Sunday, June 07, 2009 | News, Atlanta
Safety takes center stage for Atlanta’s arts community

“If whoever is in the audience likes how you look and they are not mentally sane, they are going to try something.”—Zakiya Watford
From left: Synchronicity’s Amy Wratchford and 7 Stages’ Heidi Howard, with 7 Stages staffers Corrie Haislip and Susan McCluskey
BY AARON EDWARDS
The jingling of keys reverberates in the eerie silence of Heidi Howard’s office at 7 Stages in Little Five Points. As the company’s production stage manager, Howard is usually in the building late at night—11 p.m., midnight, maybe 1 a.m. Currently, it’s 3 o’clock in the morning. As she fervently types at her computer and makes final notes for the day, she checks items off of a mental to-do list:
Turn off the lights: check. Lock the theater doors: check. Clear out the actors: check.
The keys on her waist gently shake against her hip as she walks toward the back doors. For Howard, this night is no different than most. But with crime a hot-button issue in Atlanta, where car theft, robbery and burglary rates are consistently more than twice the national average, safety is a key concern for members of the city’s artistic institutions.
That’s especially true for those who keep late hours. After 10:30 p.m., when curtains close and theater lights are dimmed, actors, crew members and theater patrons make their way to parking lots, bus stops and MARTA stations across the city, where they’re hyper-aware of their vulnerability to every car, every stranger and suspicious-looking character that wanders by.
Crime statistics released by the FBI last week show that violent crime in Atlanta decreased by 8.3 percent in 2008 (although property crime, burglary and theft saw increases). And Amy Wratchford, managing director for Synchronicity Performance Group, which makes its home at 7 Stages, says that so far, crime hasn’t been an issue at the venue.
“In the two and a half years that I’ve been here, we’ve had one incident of someone’s car being broken into,” she says. “But other than that, we haven’t found it to be necessarily any more dangerous than any other neighborhood. I don’t want folks to get the wrong idea and think there is a massive crime problem at the theater. We definitely watch out for each other.”
Howard stresses that going out to a show in the neighborhood is as safe as it’s ever been. Nevertheless, she says, it’s best to be aware and take precautions.
“As the production manager, I always tell the people who are coming into the space, whether it’s renters or my actors or production team or whomever, that ‘Hey, we’re in Little Five Points; be aware of your surroundings.’”

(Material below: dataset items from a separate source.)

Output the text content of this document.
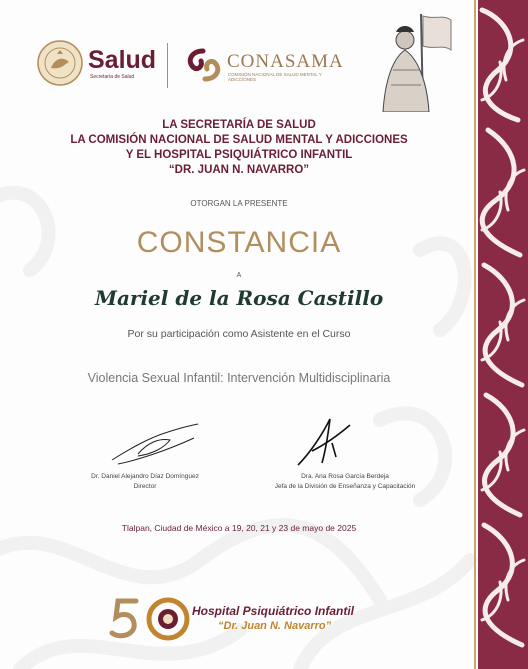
Salud
Secretaría de Salud
CONASAMA
COMISIÓN NACIONAL DE SALUD MENTAL Y ADICCIONES
LA SECRETARÍA DE SALUD
LA COMISIÓN NACIONAL DE SALUD MENTAL Y ADICCIONES
Y EL HOSPITAL PSIQUIÁTRICO INFANTIL
“DR. JUAN N. NAVARRO”
OTORGAN LA PRESENTE
CONSTANCIA
A
Mariel de la Rosa Castillo
Por su participación como Asistente en el Curso
Violencia Sexual Infantil: Intervención Multidisciplinaria
Dr. Daniel Alejandro Díaz Domínguez
Director
Dra. Ana Rosa García Berdeja
Jefa de la División de Enseñanza y Capacitación
Tlalpan, Ciudad de México a 19, 20, 21 y 23 de mayo de 2025
Hospital Psiquiátrico Infantil
“Dr. Juan N. Navarro”
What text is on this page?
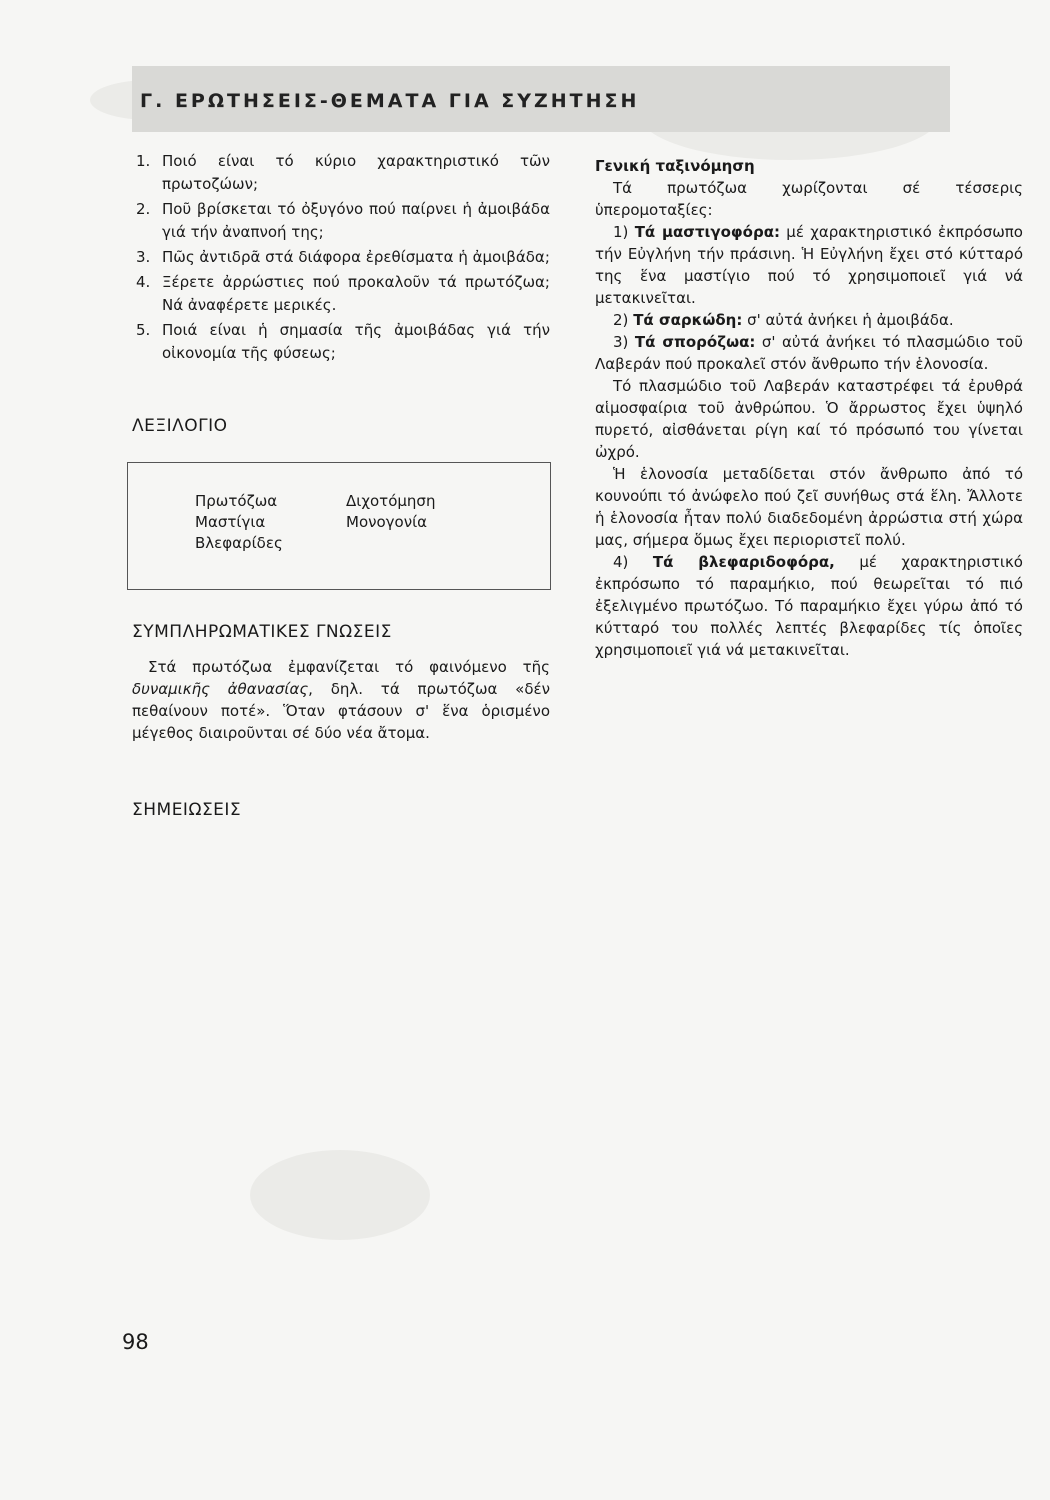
Γ. ΕΡΩΤΗΣΕΙΣ-ΘΕΜΑΤΑ ΓΙΑ ΣΥΖΗΤΗΣΗ
1. Ποιό είναι τό κύριο χαρακτηριστικό τῶν πρωτοζώων;
2. Ποῦ βρίσκεται τό ὀξυγόνο πού παίρνει ἡ ἀμοιβάδα γιά τήν ἀναπνοή της;
3. Πῶς ἀντιδρᾶ στά διάφορα ἐρεθίσματα ἡ ἀμοιβάδα;
4. Ξέρετε ἀρρώστιες πού προκαλοῦν τά πρωτόζωα; Νά ἀναφέρετε μερικές.
5. Ποιά είναι ἡ σημασία τῆς ἀμοιβάδας γιά τήν οἰκονομία τῆς φύσεως;
ΛΕΞΙΛΟΓΙΟ
Πρωτόζωα
Μαστίγια
Βλεφαρίδες
Διχοτόμηση
Μονογονία
ΣΥΜΠΛΗΡΩΜΑΤΙΚΕΣ ΓΝΩΣΕΙΣ

Στά πρωτόζωα ἐμφανίζεται τό φαινόμενο τῆς δυναμικῆς ἀθανασίας, δηλ. τά πρωτόζωα «δέν πεθαίνουν ποτέ». Ὅταν φτάσουν σ' ἕνα ὁρισμένο μέγεθος διαιροῦνται σέ δύο νέα ἄτομα.

ΣΗΜΕΙΩΣΕΙΣ

Γενική ταξινόμηση

Τά πρωτόζωα χωρίζονται σέ τέσσερις ὑπερομοταξίες:

1) Τά μαστιγοφόρα: μέ χαρακτηριστικό ἐκπρόσωπο τήν Εὐγλήνη τήν πράσινη. Ἡ Εὐγλήνη ἔχει στό κύτταρό της ἕνα μαστίγιο πού τό χρησιμοποιεῖ γιά νά μετακινεῖται.

2) Τά σαρκώδη: σ' αὐτά ἀνήκει ἡ ἀμοιβάδα.

3) Τά σπορόζωα: σ' αὐτά ἀνήκει τό πλασμώδιο τοῦ Λαβεράν πού προκαλεῖ στόν ἄνθρωπο τήν ἑλονοσία.

Τό πλασμώδιο τοῦ Λαβεράν καταστρέφει τά ἐρυθρά αἱμοσφαίρια τοῦ ἀνθρώπου. Ὁ ἄρρωστος ἔχει ὑψηλό πυρετό, αἰσθάνεται ρίγη καί τό πρόσωπό του γίνεται ὠχρό.

Ἡ ἑλονοσία μεταδίδεται στόν ἄνθρωπο ἀπό τό κουνούπι τό ἀνώφελο πού ζεῖ συνήθως στά ἕλη. Ἄλλοτε ἡ ἑλονοσία ἦταν πολύ διαδεδομένη ἀρρώστια στή χώρα μας, σήμερα ὅμως ἔχει περιοριστεῖ πολύ.

4) Τά βλεφαριδοφόρα, μέ χαρακτηριστικό ἐκπρόσωπο τό παραμήκιο, πού θεωρεῖται τό πιό ἐξελιγμένο πρωτόζωο. Τό παραμήκιο ἔχει γύρω ἀπό τό κύτταρό του πολλές λεπτές βλεφαρίδες τίς ὁποῖες χρησιμοποιεῖ γιά νά μετακινεῖται.

98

Barbara Uterhardt, artistic company manager at OnStage Atlanta, says security is a prime focus of her theater company, as well.
“In the contracts the actors and crew sign, we say their safety is our concern,” she says. “We want them to be either walked to their car by someone, or at least have someone watch them [go] out to their car.”
Uterhardt’s dilemma, like that of other theater company managers, is finding a happy medium between the security the company can provide with the protection provided by the City of Atlanta.
Howard says she’s adamant about the safety of the actors, crew and patrons at 7 Stages.
“We don’t f**k around,” she says. “This is my home, and when I welcome artists and guests here, I want to help with their safety, as well. I feel like that’s my job as someone who runs the organization. There is a certain level of respect needed for a community to work together and create, and I feel that we have that here at 7 Stages.”
"A UNITED EFFORT"
Zakiya Watford, a local actress and production manager, recalls an encounter with an audience member that made her feel unsafe.
“If whoever is in the audience likes how you look and they are not mentally sane, they are going to try something,” she says.
She suggests that actresses apply the ever-popular buddy system to ensure safety while walking on the streets after performances.
“If [an actress] is going to buddy up with somebody, it pretty much needs to be a man. I don’t even think it needs to be pairs. If the cast is leaving at one time, they need to leave together. It needs to be more of a united effort when it comes to safety.”
Randall Cobb, a board member of the Midtown Ponce Security Alliance and chairman of the Midtown Neighbors’ Association Safety Committee, says coalitions of actors and citizens are making strides to resolve the issue.
“We’ve sort of taken matters into our own hands,” he says, pointing to neighborhood organizations that spread awareness and share tips to keep residents alert and secure.
“Don’t take the side streets where there are no lights,” he says by way of example. “If you want to walk up 10th Street, walk up 10th Street; don’t cut through [other streets] at certain hours of the night. Stay off your cell phone. If you’re leaving a dark theater at night, go right to the car.”
Cobb says that in the past couple of months, “we’ve seen a significant turnaround” in Midtown. “With the help of our Zone 5 commander, Major Khirus Williams, we’re doing a pretty good job.”
But, he says, this “turnaround” won’t stick if Atlanta citizens remain in fear of criminals.
“There’s a mindset of fear, and people are wondering if they are going to be able to get out of their car and go into the theater and come out safely and in one piece,” he says. “And that is something that you have to retrain your brain for. There has to be a no-fear mentality.”